The new tugs will be deployed on two major maritime projects for which ECO has recently won contracts. The first of these is a contract that ECO won earlier this year with a new Corpus Christi based LNG export terminal. The agreement is for the supply of four escort tugs with a bollard pull of 80 metric tons, to operate at this new LNG terminal in Texas, which is currently under construction. The Damen tugs will be of the escort/mooring ASD 3212 design.
More recently, ECO has won a long term contract in Alaska to take over the ship escort-response duties out of Valdez, Prince William Sound, from July 2018, for which it will require nine, high-powered escort tugs.
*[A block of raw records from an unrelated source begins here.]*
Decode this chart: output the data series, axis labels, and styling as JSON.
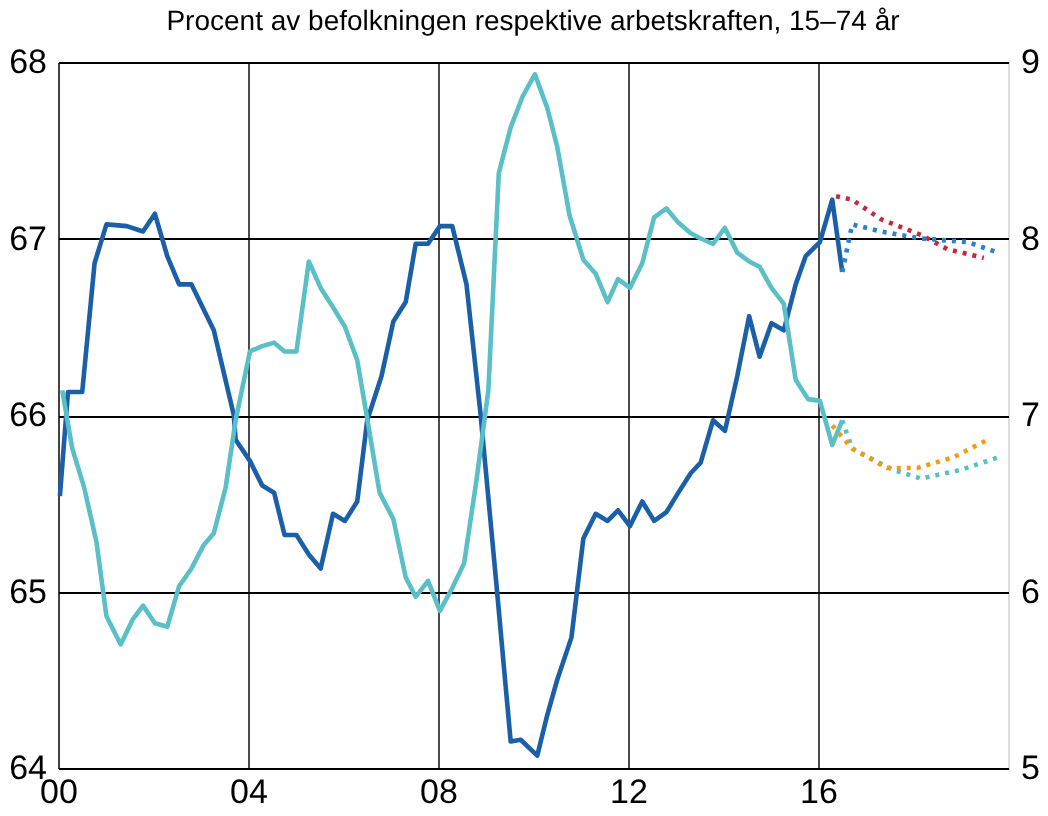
{
  "chart_data": {
    "type": "line",
    "title": "Procent av befolkningen respektive arbetskraften, 15–74 år",
    "xlim": [
      2000,
      2020
    ],
    "xticks": [
      {
        "value": 2000,
        "label": "00"
      },
      {
        "value": 2004,
        "label": "04"
      },
      {
        "value": 2008,
        "label": "08"
      },
      {
        "value": 2012,
        "label": "12"
      },
      {
        "value": 2016,
        "label": "16"
      }
    ],
    "ylim": [
      64,
      68
    ],
    "yticks": [
      64,
      65,
      66,
      67,
      68
    ],
    "y2lim": [
      5,
      9
    ],
    "y2ticks": [
      5,
      6,
      7,
      8,
      9
    ],
    "grid": true,
    "legend": false,
    "marker": "none",
    "series": [
      {
        "color": "#1a5fa8",
        "line_style": "solid",
        "x": [
          2000.04,
          2000.21,
          2000.51,
          2000.77,
          2001.02,
          2001.45,
          2001.79,
          2002.04,
          2002.3,
          2002.55,
          2002.81,
          2003.28,
          2003.7,
          2003.74,
          2004.04,
          2004.3,
          2004.55,
          2004.77,
          2005.02,
          2005.28,
          2005.53,
          2005.79,
          2006.04,
          2006.3,
          2006.51,
          2006.81,
          2007.06,
          2007.32,
          2007.53,
          2007.79,
          2008.04,
          2008.3,
          2008.6,
          2008.89,
          2009.23,
          2009.53,
          2009.74,
          2010.09,
          2010.3,
          2010.51,
          2010.81,
          2011.06,
          2011.32,
          2011.57,
          2011.79,
          2012.04,
          2012.3,
          2012.55,
          2012.81,
          2013.06,
          2013.32,
          2013.53,
          2013.79,
          2014.04,
          2014.3,
          2014.55,
          2014.77,
          2015.02,
          2015.28,
          2015.53,
          2015.74,
          2016.04,
          2016.3,
          2016.51
        ],
        "values": [
          65.54,
          66.13,
          66.13,
          66.86,
          67.08,
          67.07,
          67.04,
          67.14,
          66.9,
          66.74,
          66.74,
          66.48,
          66.0,
          65.86,
          65.74,
          65.6,
          65.56,
          65.32,
          65.32,
          65.21,
          65.13,
          65.44,
          65.4,
          65.51,
          65.97,
          66.22,
          66.53,
          66.64,
          66.97,
          66.97,
          67.07,
          67.07,
          66.74,
          66.02,
          65.04,
          64.15,
          64.16,
          64.07,
          64.3,
          64.5,
          64.74,
          65.3,
          65.44,
          65.4,
          65.46,
          65.37,
          65.51,
          65.4,
          65.45,
          65.56,
          65.67,
          65.73,
          65.97,
          65.91,
          66.22,
          66.56,
          66.33,
          66.52,
          66.48,
          66.74,
          66.9,
          66.98,
          67.22,
          66.81
        ]
      },
      {
        "color": "#2b80d0",
        "line_style": "dotted",
        "x": [
          2016.51,
          2016.72,
          2017.32,
          2018.17,
          2019.15,
          2019.79
        ],
        "values": [
          66.81,
          67.08,
          67.04,
          67.0,
          66.98,
          66.92
        ]
      },
      {
        "color": "#c8283c",
        "line_style": "dotted",
        "x": [
          2016.38,
          2016.72,
          2017.32,
          2018.17,
          2018.72,
          2019.49
        ],
        "values": [
          67.24,
          67.22,
          67.11,
          67.02,
          66.94,
          66.89
        ]
      },
      {
        "color": "#5bbfc8",
        "line_style": "solid",
        "axis": "y2",
        "x": [
          2000.09,
          2000.3,
          2000.55,
          2000.81,
          2001.02,
          2001.32,
          2001.57,
          2001.79,
          2002.04,
          2002.3,
          2002.55,
          2002.81,
          2003.06,
          2003.28,
          2003.53,
          2003.74,
          2004.04,
          2004.3,
          2004.55,
          2004.77,
          2005.02,
          2005.28,
          2005.53,
          2005.79,
          2006.04,
          2006.3,
          2006.51,
          2006.77,
          2007.06,
          2007.32,
          2007.53,
          2007.79,
          2008.04,
          2008.3,
          2008.55,
          2008.81,
          2009.06,
          2009.28,
          2009.53,
          2009.79,
          2010.04,
          2010.3,
          2010.51,
          2010.77,
          2011.06,
          2011.32,
          2011.57,
          2011.79,
          2012.04,
          2012.3,
          2012.55,
          2012.81,
          2013.06,
          2013.32,
          2013.53,
          2013.79,
          2014.04,
          2014.3,
          2014.55,
          2014.77,
          2015.02,
          2015.28,
          2015.53,
          2015.79,
          2016.04,
          2016.3,
          2016.51
        ],
        "values": [
          7.14,
          6.81,
          6.59,
          6.28,
          5.86,
          5.7,
          5.84,
          5.92,
          5.82,
          5.8,
          6.03,
          6.13,
          6.26,
          6.33,
          6.59,
          6.97,
          7.36,
          7.39,
          7.41,
          7.36,
          7.36,
          7.87,
          7.72,
          7.61,
          7.5,
          7.31,
          6.98,
          6.56,
          6.41,
          6.08,
          5.97,
          6.06,
          5.89,
          6.02,
          6.16,
          6.63,
          7.14,
          8.37,
          8.63,
          8.81,
          8.93,
          8.74,
          8.52,
          8.13,
          7.88,
          7.8,
          7.64,
          7.77,
          7.72,
          7.86,
          8.12,
          8.17,
          8.09,
          8.03,
          8.0,
          7.97,
          8.06,
          7.92,
          7.87,
          7.84,
          7.72,
          7.63,
          7.2,
          7.09,
          7.08,
          6.83,
          6.97
        ]
      },
      {
        "color": "#5bbfc8",
        "line_style": "dotted",
        "axis": "y2",
        "x": [
          2016.51,
          2016.72,
          2017.57,
          2018.17,
          2019.02,
          2019.79
        ],
        "values": [
          6.97,
          6.81,
          6.69,
          6.64,
          6.69,
          6.76
        ]
      },
      {
        "color": "#f39c12",
        "line_style": "dotted",
        "axis": "y2",
        "x": [
          2016.3,
          2016.72,
          2017.45,
          2018.09,
          2018.85,
          2019.57
        ],
        "values": [
          6.94,
          6.81,
          6.7,
          6.7,
          6.76,
          6.86
        ]
      }
    ]
  }
}
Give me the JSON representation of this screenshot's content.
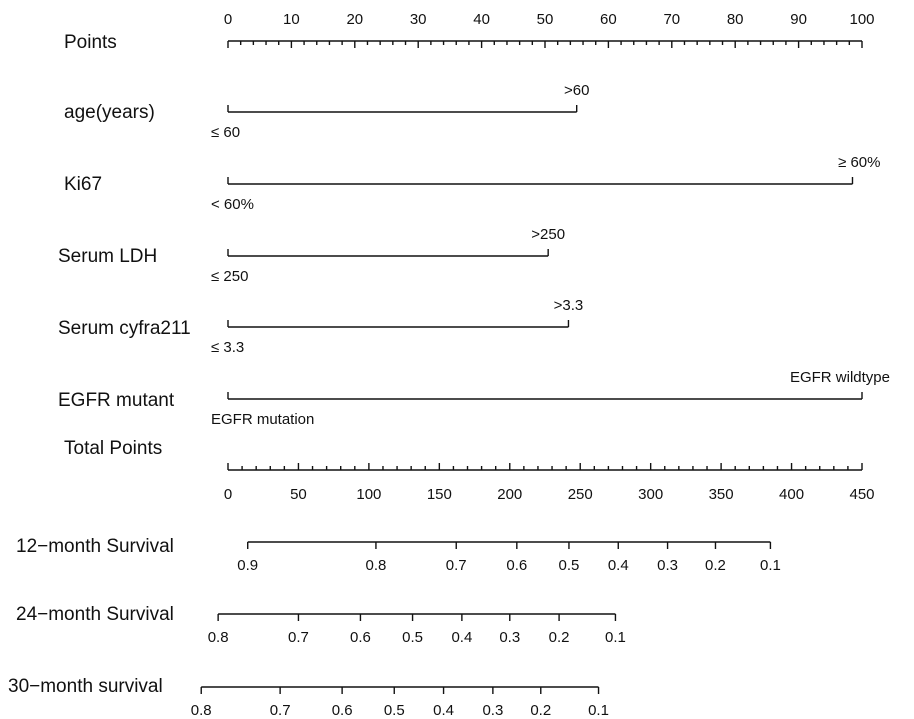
{
  "chart_data": {
    "type": "nomogram",
    "points_scale": {
      "label": "Points",
      "min": 0,
      "max": 100,
      "tick_labels": [
        0,
        10,
        20,
        30,
        40,
        50,
        60,
        70,
        80,
        90,
        100
      ],
      "minor_step": 2
    },
    "variables": [
      {
        "name": "age(years)",
        "low_label": "≤ 60",
        "high_label": ">60",
        "points": 55
      },
      {
        "name": "Ki67",
        "low_label": "< 60%",
        "high_label": "≥ 60%",
        "points": 98.5
      },
      {
        "name": "Serum LDH",
        "low_label": "≤ 250",
        "high_label": ">250",
        "points": 50.5
      },
      {
        "name": "Serum cyfra211",
        "low_label": "≤ 3.3",
        "high_label": ">3.3",
        "points": 53.7
      },
      {
        "name": "EGFR mutant",
        "low_label": "EGFR mutation",
        "high_label": "EGFR  wildtype",
        "points": 100
      }
    ],
    "total_points_scale": {
      "label": "Total Points",
      "min": 0,
      "max": 450,
      "tick_labels": [
        0,
        50,
        100,
        150,
        200,
        250,
        300,
        350,
        400,
        450
      ],
      "minor_step": 10
    },
    "survival_scales": [
      {
        "label": "12−month Survival",
        "line_from_total": 14,
        "line_to_total": 385,
        "ticks": [
          {
            "label": "0.9",
            "total": 14
          },
          {
            "label": "0.8",
            "total": 105
          },
          {
            "label": "0.7",
            "total": 162
          },
          {
            "label": "0.6",
            "total": 205
          },
          {
            "label": "0.5",
            "total": 242
          },
          {
            "label": "0.4",
            "total": 277
          },
          {
            "label": "0.3",
            "total": 312
          },
          {
            "label": "0.2",
            "total": 346
          },
          {
            "label": "0.1",
            "total": 385
          }
        ]
      },
      {
        "label": "24−month Survival",
        "line_from_total": -7,
        "line_to_total": 275,
        "ticks": [
          {
            "label": "0.8",
            "total": -7
          },
          {
            "label": "0.7",
            "total": 50
          },
          {
            "label": "0.6",
            "total": 94
          },
          {
            "label": "0.5",
            "total": 131
          },
          {
            "label": "0.4",
            "total": 166
          },
          {
            "label": "0.3",
            "total": 200
          },
          {
            "label": "0.2",
            "total": 235
          },
          {
            "label": "0.1",
            "total": 275
          }
        ]
      },
      {
        "label": "30−month survival",
        "line_from_total": -19,
        "line_to_total": 263,
        "ticks": [
          {
            "label": "0.8",
            "total": -19
          },
          {
            "label": "0.7",
            "total": 37
          },
          {
            "label": "0.6",
            "total": 81
          },
          {
            "label": "0.5",
            "total": 118
          },
          {
            "label": "0.4",
            "total": 153
          },
          {
            "label": "0.3",
            "total": 188
          },
          {
            "label": "0.2",
            "total": 222
          },
          {
            "label": "0.1",
            "total": 263
          }
        ]
      }
    ]
  }
}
For this highly environmentally-sensitive project, Damen and ECO will work together to deliver four more ASD 3212 tugs with a bollard pull of 70 metric tons each and five of the most powerful ASD tugs ever built; the ASD 4517 with a bollard pull of 150+ metric tons, is a joint Damen and ECO developed escort tug specifically designed for the sometimes challenging weather conditions in the Prince William Sound.
“Chouest was pleased to have this opportunity to take Damen’s proven hull design and helped create a new, state-of-the-art escort design representing the most powerful ASD tug ever designed or built,” said Gary Chouest, President/CEO of Edison Chouest Offshore.
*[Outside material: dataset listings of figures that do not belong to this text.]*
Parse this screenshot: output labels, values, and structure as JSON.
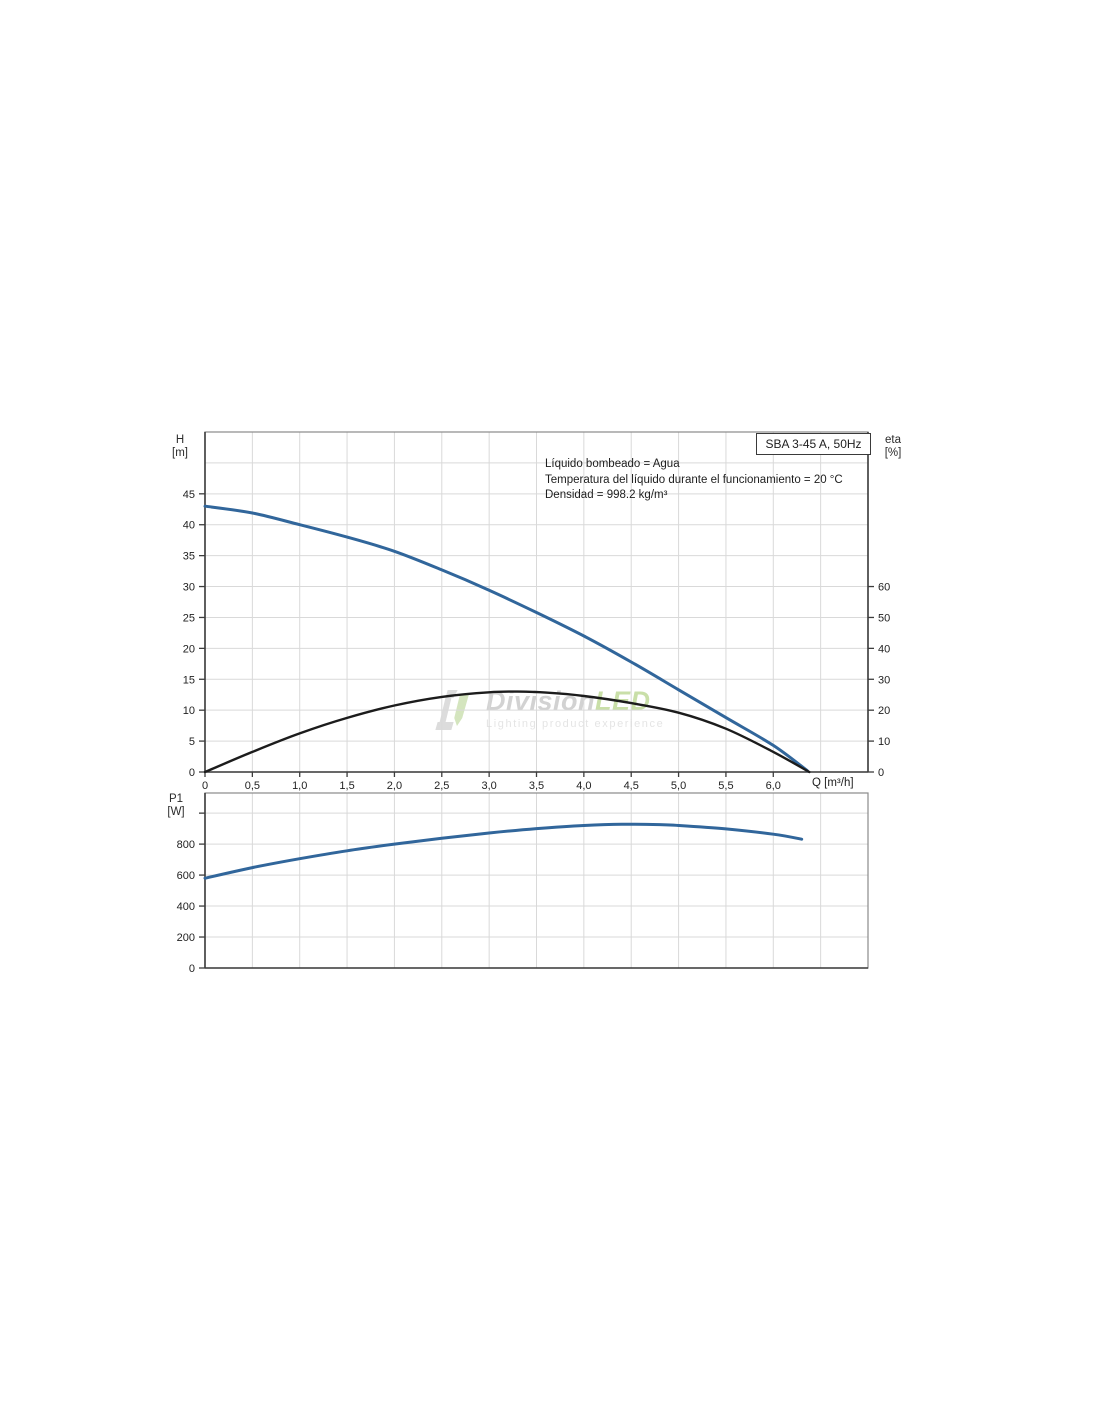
{
  "page": {
    "background": "#ffffff"
  },
  "colors": {
    "grid": "#d9d9d9",
    "frame": "#8a8a8a",
    "axis": "#3d3d3d",
    "text": "#222222",
    "curve_blue": "#31669b",
    "curve_black": "#1c1c1c",
    "watermark_grey": "#c3c3c3",
    "watermark_green": "#b7d58c",
    "watermark_sub": "#dcdcdc"
  },
  "watermark": {
    "brand_grey": "Division",
    "brand_green": "LED",
    "subtitle": "Lighting product experience",
    "logo_icon": "divisionled-brackets-logo"
  },
  "chart_data": [
    {
      "type": "line",
      "title": "SBA 3-45 A, 50Hz",
      "annotations": [
        "Líquido bombeado = Agua",
        "Temperatura del líquido durante el funcionamiento = 20 °C",
        "Densidad = 998.2 kg/m³"
      ],
      "x_axis": {
        "label": "Q [m³/h]",
        "min": 0,
        "max": 7,
        "tick_step": 0.5,
        "tick_labels": [
          "0",
          "0,5",
          "1,0",
          "1,5",
          "2,0",
          "2,5",
          "3,0",
          "3,5",
          "4,0",
          "4,5",
          "5,0",
          "5,5",
          "6,0"
        ],
        "grid": true
      },
      "y_axis_left": {
        "label": "H",
        "unit": "[m]",
        "min": 0,
        "max": 55,
        "tick_step": 5,
        "tick_labels": [
          "0",
          "5",
          "10",
          "15",
          "20",
          "25",
          "30",
          "35",
          "40",
          "45"
        ],
        "grid": true
      },
      "y_axis_right": {
        "label": "eta",
        "unit": "[%]",
        "min": 0,
        "max": 110,
        "tick_step": 10,
        "tick_labels": [
          "0",
          "10",
          "20",
          "30",
          "40",
          "50",
          "60"
        ]
      },
      "series": [
        {
          "name": "head-curve-H",
          "color": "#31669b",
          "width": 3,
          "axis": "left",
          "points": [
            [
              0,
              43
            ],
            [
              0.5,
              41.9
            ],
            [
              1,
              40
            ],
            [
              1.5,
              38
            ],
            [
              2,
              35.7
            ],
            [
              2.5,
              32.7
            ],
            [
              3,
              29.4
            ],
            [
              3.5,
              25.8
            ],
            [
              4,
              22
            ],
            [
              4.5,
              17.8
            ],
            [
              5,
              13.3
            ],
            [
              5.5,
              8.8
            ],
            [
              6,
              4.3
            ],
            [
              6.36,
              0.2
            ]
          ]
        },
        {
          "name": "efficiency-curve-eta",
          "color": "#1c1c1c",
          "width": 2.4,
          "axis": "right",
          "points": [
            [
              0,
              0
            ],
            [
              0.5,
              6.5
            ],
            [
              1,
              12.5
            ],
            [
              1.5,
              17.5
            ],
            [
              2,
              21.5
            ],
            [
              2.5,
              24.3
            ],
            [
              3,
              25.8
            ],
            [
              3.3,
              26
            ],
            [
              3.6,
              25.7
            ],
            [
              4,
              24.6
            ],
            [
              4.5,
              22.3
            ],
            [
              5,
              19.2
            ],
            [
              5.5,
              14
            ],
            [
              6,
              6.5
            ],
            [
              6.38,
              0
            ]
          ]
        }
      ]
    },
    {
      "type": "line",
      "x_axis": {
        "min": 0,
        "max": 7,
        "tick_step": 0.5,
        "grid": true
      },
      "y_axis_left": {
        "label": "P1",
        "unit": "[W]",
        "min": 0,
        "max": 1130,
        "tick_step": 200,
        "tick_labels": [
          "0",
          "200",
          "400",
          "600",
          "800"
        ],
        "extra_ticks": [
          1000
        ],
        "grid": true
      },
      "series": [
        {
          "name": "power-curve-P1",
          "color": "#31669b",
          "width": 3,
          "axis": "left",
          "points": [
            [
              0,
              580
            ],
            [
              0.5,
              648
            ],
            [
              1,
              706
            ],
            [
              1.5,
              757
            ],
            [
              2,
              800
            ],
            [
              2.5,
              838
            ],
            [
              3,
              872
            ],
            [
              3.5,
              900
            ],
            [
              4,
              920
            ],
            [
              4.4,
              928
            ],
            [
              4.8,
              926
            ],
            [
              5,
              920
            ],
            [
              5.5,
              898
            ],
            [
              6,
              864
            ],
            [
              6.3,
              832
            ]
          ]
        }
      ]
    }
  ]
}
In total ECO is now investing in the construction of a total of 13 Damen-designed tugs at its shipyards.
The contract has been handled by Damen’s new Area Support office in Houston, which opened in August 2016. Jan van Hogerwou, General Manager New Construction Damen Area Support North America, said, “Within just three months Damen has won orders for the construction of 27 tugs at four different U.S. shipyards, and we have only just begun.”